Rio Tinto says no economic incentive for green steel in Australia
MELBOURNE - Rio Tinto joined peer BHP on Thursday to play down Australia's prospects of building out a "green iron" sector that would help decarbonise the steel industry because the country lacks the economic incentives to do so.
Australia is the world's largest supplier of seaborne iron-ore and has been striving to build a role as a reliable source of green metals. In February the government allocated A$1-billion to support the manufacture of green iron and its supply chains.
Since Australia's iron ore is mostly too low-grade to be directly processed into steel with renewable energy, it needs an additional processing step. When this is undertaken with hydrogen made from renewable energy instead of coal, the product is called hydrogen direct reduced iron (DRI) or "green iron", a low-carbon base for making green steel.
"Today I don't believe there is an economic incentive for anybody to move to a hydrogen DRI," Rio Tinto's chief technical officer Mark Davies said.

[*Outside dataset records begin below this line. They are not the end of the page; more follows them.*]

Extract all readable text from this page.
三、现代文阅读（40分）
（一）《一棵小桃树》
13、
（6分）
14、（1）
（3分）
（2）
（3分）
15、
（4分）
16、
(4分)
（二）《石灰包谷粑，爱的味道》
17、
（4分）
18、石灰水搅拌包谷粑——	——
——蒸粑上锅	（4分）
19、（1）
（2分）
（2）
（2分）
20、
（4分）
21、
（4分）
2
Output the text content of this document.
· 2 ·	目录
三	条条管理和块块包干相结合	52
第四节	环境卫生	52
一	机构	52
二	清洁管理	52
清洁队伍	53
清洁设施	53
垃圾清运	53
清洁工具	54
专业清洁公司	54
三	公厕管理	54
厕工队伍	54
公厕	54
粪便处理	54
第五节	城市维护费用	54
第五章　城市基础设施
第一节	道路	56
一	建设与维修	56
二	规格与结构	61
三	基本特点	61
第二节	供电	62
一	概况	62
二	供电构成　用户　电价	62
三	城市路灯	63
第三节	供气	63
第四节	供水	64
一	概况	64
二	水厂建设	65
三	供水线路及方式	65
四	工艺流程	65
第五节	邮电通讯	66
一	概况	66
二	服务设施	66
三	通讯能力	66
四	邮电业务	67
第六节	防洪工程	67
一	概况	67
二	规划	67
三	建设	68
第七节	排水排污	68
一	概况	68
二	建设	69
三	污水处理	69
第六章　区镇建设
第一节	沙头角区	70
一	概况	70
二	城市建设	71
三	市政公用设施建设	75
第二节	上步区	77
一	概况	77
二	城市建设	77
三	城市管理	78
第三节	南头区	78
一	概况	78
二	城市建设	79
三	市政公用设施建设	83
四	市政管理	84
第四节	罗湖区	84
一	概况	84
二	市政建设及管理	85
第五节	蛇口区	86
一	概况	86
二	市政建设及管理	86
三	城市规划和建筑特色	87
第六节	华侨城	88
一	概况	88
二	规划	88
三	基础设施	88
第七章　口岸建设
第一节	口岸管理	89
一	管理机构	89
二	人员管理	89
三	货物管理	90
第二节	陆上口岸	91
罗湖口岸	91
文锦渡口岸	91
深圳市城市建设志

The technology was unproven, and there were complications moving from existing processes using natural gas to hydrogen, he told a business lunch in Melbourne.
"And doing it in Australia is expensive. It's an expensive place to build stuff," he said.
Major miner BHP said last month it was too costly for Australia to build a "green iron" industry, even after the country and China agreed to jointly work to decarbonise the steel supply chain, responsible for nearly a 10th of global emissions.
A global carbon price of "a couple of hundred dollars" would be needed to create that incentive, Davies later told a press briefing.